Préface au livre récemment publié par Ana Pénido

Le retour ostensible de l’armée au gouvernement, survenu lors du coup d’État contre la présidente Dilma Rousseff en 2016, a braqué les projecteurs sur les forces armées, entraînant une multiplication de publications visant à comprendre ce qu’est l’armée et ce qu’elle fait. Cependant, une telle croissance est loin de représenter le volume qui correspondrait à la présence militaire dans la politique brésilienne. Comme le soulignent des universitaires de différents horizons politiques, les forces armées ont été présentes dans tous les événements politiques importants de l'histoire politique du Brésil, le plus souvent en tant que protagonistes.

L'éducation, en revanche, est un sujet de discussion et de travail constant, laïc ou spécialisé ; dirigé ou général. On peut dire que l'accent mis sur l'éducation répond à son importance permanente dans le processus de socialisation de l'être social. L’éducation et, en son sein, l’enseignement, malgré l’avènement des nouvelles technologies, notamment Internet, continue d’être le principal mécanisme de construction du sujet citoyen. C'est à l'école que s'éprouve le processus de socialisation dans lequel se créent et se transforment les valeurs propres à une société donnée, permettant sa reproduction et sa transformation (Durkheim, 1978).

Il est à noter que si l’académie consacre peu aux études FFAA, elle se concentre encore moins sur l’enseignement militaire. Et même la littérature la plus récente ne mentionne l’éducation que parce qu’il est impossible de ne pas la relier à la doctrine dominante dans les casernes, l’un des piliers de la pensée qui a dominé l’administration publique après 2016.

C’est à la confluence de ces deux thématiques, éducation et forces armées, qu’Ana Penido consacre ses recherches. C'est pourquoi je me sens privilégié de présenter ce livre dont la première qualité est le courage de faire la lumière sur un sujet difficile à la fois en raison de l'importance de l'éducation militaire en elle-même – toute véritable transformation doit commencer dans les murs de l'école – et en raison du manque d'information et de accès aux sources autour de vous.

Le livre que le lecteur tient entre ses mains est issu d'un mémoire de maîtrise soutenu en 2015 et récompensé comme le meilleur mémoire du Programme d'Études Stratégiques de l'Université Fédérale Fluminense. Ce prix souligne au moins deux autres qualités de l'ouvrage : en plus d'être courageux, il est bien écrit, fondé et original. Il convient de souligner que les recherches ont été menées entre 2013 et 2015, donc bien avant que les projecteurs ne se tournent vers les militaires. Cela montre la perspicacité de l'auteur dans le choix de son sujet de recherche.

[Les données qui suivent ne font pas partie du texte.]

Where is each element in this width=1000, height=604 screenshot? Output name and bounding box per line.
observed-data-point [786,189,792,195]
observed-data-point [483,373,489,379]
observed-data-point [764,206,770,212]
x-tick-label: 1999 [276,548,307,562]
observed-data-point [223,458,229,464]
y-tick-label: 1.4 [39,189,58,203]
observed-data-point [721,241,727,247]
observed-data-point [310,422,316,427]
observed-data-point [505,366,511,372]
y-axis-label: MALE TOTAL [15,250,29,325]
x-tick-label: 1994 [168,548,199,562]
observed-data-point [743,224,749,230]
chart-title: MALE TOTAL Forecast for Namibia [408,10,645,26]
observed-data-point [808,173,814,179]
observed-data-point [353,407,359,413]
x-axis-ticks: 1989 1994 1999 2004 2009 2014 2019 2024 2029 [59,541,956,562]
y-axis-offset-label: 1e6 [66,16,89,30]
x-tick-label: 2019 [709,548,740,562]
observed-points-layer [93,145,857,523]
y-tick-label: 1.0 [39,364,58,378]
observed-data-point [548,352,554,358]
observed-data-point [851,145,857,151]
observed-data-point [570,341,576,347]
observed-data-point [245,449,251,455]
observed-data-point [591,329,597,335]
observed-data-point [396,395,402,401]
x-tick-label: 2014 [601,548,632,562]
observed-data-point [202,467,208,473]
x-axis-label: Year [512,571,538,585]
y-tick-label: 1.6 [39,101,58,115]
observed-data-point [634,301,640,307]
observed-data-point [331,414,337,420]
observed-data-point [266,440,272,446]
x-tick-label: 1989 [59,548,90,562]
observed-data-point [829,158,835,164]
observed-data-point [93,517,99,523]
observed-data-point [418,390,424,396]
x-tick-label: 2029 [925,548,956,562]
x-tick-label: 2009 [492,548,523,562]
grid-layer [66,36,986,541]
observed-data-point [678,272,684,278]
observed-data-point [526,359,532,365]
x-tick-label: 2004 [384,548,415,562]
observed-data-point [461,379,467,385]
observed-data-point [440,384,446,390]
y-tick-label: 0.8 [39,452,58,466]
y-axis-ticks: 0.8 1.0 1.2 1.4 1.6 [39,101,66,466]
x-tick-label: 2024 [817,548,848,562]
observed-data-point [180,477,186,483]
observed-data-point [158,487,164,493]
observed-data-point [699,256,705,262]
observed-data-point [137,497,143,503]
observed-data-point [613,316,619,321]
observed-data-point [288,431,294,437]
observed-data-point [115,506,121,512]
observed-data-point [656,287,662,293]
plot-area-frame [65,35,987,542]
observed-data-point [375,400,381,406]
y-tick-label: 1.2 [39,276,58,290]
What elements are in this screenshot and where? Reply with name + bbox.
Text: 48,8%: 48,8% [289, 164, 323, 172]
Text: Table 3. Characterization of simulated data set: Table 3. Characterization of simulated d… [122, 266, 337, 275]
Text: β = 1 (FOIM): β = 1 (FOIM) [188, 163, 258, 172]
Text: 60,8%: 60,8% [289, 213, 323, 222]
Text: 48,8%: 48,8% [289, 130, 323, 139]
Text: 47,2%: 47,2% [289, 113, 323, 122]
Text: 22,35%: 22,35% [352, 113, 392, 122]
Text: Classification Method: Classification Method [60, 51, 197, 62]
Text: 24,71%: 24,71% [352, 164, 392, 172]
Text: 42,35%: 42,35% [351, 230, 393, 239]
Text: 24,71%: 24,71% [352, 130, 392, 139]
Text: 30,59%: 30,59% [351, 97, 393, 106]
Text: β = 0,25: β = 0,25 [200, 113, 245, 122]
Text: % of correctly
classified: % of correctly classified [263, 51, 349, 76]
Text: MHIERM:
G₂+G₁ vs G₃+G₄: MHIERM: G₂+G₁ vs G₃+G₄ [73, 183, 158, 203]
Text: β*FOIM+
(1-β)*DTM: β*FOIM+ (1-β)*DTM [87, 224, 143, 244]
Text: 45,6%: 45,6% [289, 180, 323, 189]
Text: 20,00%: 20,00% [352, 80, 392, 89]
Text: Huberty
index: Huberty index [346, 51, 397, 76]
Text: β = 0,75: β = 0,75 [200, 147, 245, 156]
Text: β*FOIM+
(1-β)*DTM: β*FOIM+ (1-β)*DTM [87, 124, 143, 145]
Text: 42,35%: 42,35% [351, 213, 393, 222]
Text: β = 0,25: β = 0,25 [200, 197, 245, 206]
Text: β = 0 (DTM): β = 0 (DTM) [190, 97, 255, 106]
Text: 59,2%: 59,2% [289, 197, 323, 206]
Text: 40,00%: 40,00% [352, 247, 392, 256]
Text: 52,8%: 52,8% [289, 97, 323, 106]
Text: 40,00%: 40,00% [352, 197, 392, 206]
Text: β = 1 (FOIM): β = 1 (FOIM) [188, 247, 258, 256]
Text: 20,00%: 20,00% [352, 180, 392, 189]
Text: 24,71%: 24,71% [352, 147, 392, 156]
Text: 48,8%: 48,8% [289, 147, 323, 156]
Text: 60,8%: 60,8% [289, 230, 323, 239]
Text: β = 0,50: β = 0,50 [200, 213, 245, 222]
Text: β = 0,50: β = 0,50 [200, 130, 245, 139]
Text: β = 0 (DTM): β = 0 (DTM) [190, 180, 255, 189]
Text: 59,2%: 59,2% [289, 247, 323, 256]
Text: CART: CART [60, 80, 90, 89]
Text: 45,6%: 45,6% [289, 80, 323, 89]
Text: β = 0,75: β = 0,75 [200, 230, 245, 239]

Partant de l'hypothèse que les forces armées sont des professionnelles, c'est-à-dire qu'elles sont formées et entraînées dans des compétences qui leur permettent d'exercer des fonctions de défense nationale, l'auteur s'efforce de comprendre comment se déroule la professionnalisation de l'armée brésilienne, en se concentrant ainsi sur le formation des officiers, futurs généraux/commandants des forces armées. Puisqu'il est impossible d'étudier toutes les écoles de formation, Ana Penido prend comme exemple l'Academia Militar das Agulhas Negras (AMAN), chargée de former les professionnels de l'armée. Le choix de l’AMAN n’est cependant pas aléatoire : il s’agit d’analyser l’école chargée de former les professionnels issus de la force la plus nombreuse et avec la plus grande participation politique parmi les trois forces armées nationales.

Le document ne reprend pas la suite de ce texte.